Bank of Ireland’s chief economist Dan Mclaughlin says the GDP figure will be impacted by the significant dip in exports.
“I forecast GDP of 6.9% last year and I was right, but the export figures suggest GDP of 2.5% for 2003 and I see no way around that.”
Mr King drew a distinction between yesterday’s disappointing purchasing managers index poll (PMI) and the outlook for the year as a whole.

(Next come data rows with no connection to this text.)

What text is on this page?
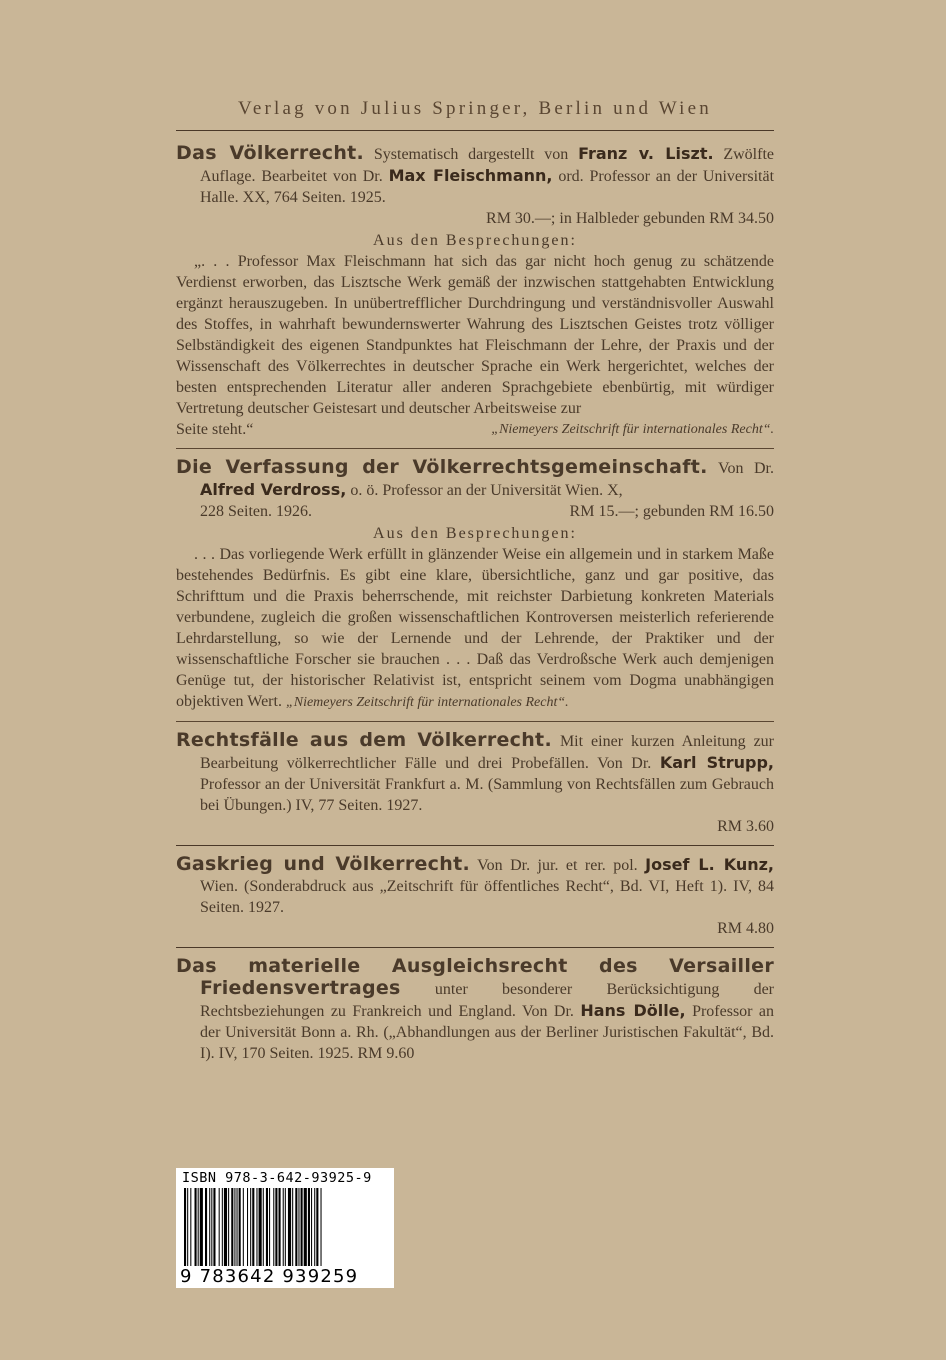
Verlag von Julius Springer, Berlin und Wien

Das Völkerrecht. Systematisch dargestellt von Franz v. Liszt. Zwölfte Auflage. Bearbeitet von Dr. Max Fleischmann, ord. Professor an der Universität Halle. XX, 764 Seiten. 1925.

RM 30.—; in Halbleder gebunden RM 34.50
Aus den Besprechungen:

„. . . Professor Max Fleischmann hat sich das gar nicht hoch genug zu schätzende Verdienst erworben, das Lisztsche Werk gemäß der inzwischen stattgehabten Entwicklung ergänzt herauszugeben. In unübertrefflicher Durchdringung und verständnisvoller Auswahl des Stoffes, in wahrhaft bewundernswerter Wahrung des Lisztschen Geistes trotz völliger Selbständigkeit des eigenen Standpunktes hat Fleischmann der Lehre, der Praxis und der Wissenschaft des Völkerrechtes in deutscher Sprache ein Werk hergerichtet, welches der besten entsprechenden Literatur aller anderen Sprachgebiete ebenbürtig, mit würdiger Vertretung deutscher Geistesart und deutscher Arbeitsweise zur

Seite steht.“	„Niemeyers Zeitschrift für internationales Recht“.

Die Verfassung der Völkerrechtsgemeinschaft. Von Dr. Alfred Verdross, o. ö. Professor an der Universität Wien. X,

228 Seiten. 1926.	RM 15.—; gebunden RM 16.50
Aus den Besprechungen:

. . . Das vorliegende Werk erfüllt in glänzender Weise ein allgemein und in starkem Maße bestehendes Bedürfnis. Es gibt eine klare, übersichtliche, ganz und gar positive, das Schrifttum und die Praxis beherrschende, mit reichster Darbietung konkreten Materials verbundene, zugleich die großen wissenschaftlichen Kontroversen meisterlich referierende Lehrdarstellung, so wie der Lernende und der Lehrende, der Praktiker und der wissenschaftliche Forscher sie brauchen . . . Daß das Verdroßsche Werk auch demjenigen Genüge tut, der historischer Relativist ist, entspricht seinem vom Dogma unabhängigen objektiven Wert. „Niemeyers Zeitschrift für internationales Recht“.

Rechtsfälle aus dem Völkerrecht. Mit einer kurzen Anleitung zur Bearbeitung völkerrechtlicher Fälle und drei Probefällen. Von Dr. Karl Strupp, Professor an der Universität Frankfurt a. M. (Sammlung von Rechtsfällen zum Gebrauch bei Übungen.) IV, 77 Seiten. 1927.

RM 3.60

Gaskrieg und Völkerrecht. Von Dr. jur. et rer. pol. Josef L. Kunz, Wien. (Sonderabdruck aus „Zeitschrift für öffentliches Recht“, Bd. VI, Heft 1). IV, 84 Seiten. 1927.

RM 4.80

Das materielle Ausgleichsrecht des Versailler Friedensvertrages unter besonderer Berücksichtigung der Rechtsbeziehungen zu Frankreich und England. Von Dr. Hans Dölle, Professor an der Universität Bonn a. Rh. („Abhandlungen aus der Berliner Juristischen Fakultät“, Bd. I). IV, 170 Seiten. 1925. RM 9.60

ISBN 978-3-642-93925-9
9 783642 939259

The US is showing clear signs of picking up and Ireland will benefit from that shift in sentiment, he said.
As a result of the change in the US, NCB is forecasting GDP of 4.75%. This is marginally below the growth it forecast for the economy back in 1998, which is well ahead of the general average forecast on GDP from other key analysts at this stage.
NCB’s purchasing managers index shows that in July, the index stayed below the 50 no change mark for the 10th consecutive month.
It stood at 45.8 in July, a modest increase from the June low of 45.7, suggesting the deterioration eased marginally.
On that front Mr King sees the sector moving to a more even keel in the coming months.
“The decline in the manufacturing sector appears to have stabilised this month,” he said.
“There are some slight grounds for optimism in the less rapid deterioration in export orders and employment,” he said.
The latest NCB report on manufacturing has signalled a further deterioration in Irish manufacturing business in July.
As the sector stayed weak, stocks of raw materials continued to fall, as firms cut capacity in response to the ongoing shake out in manufacturing.
Employment levels in the sector fell for the 11th month in a row, but the shedding eased back to its lowest level since April, despite closures in recent weeks.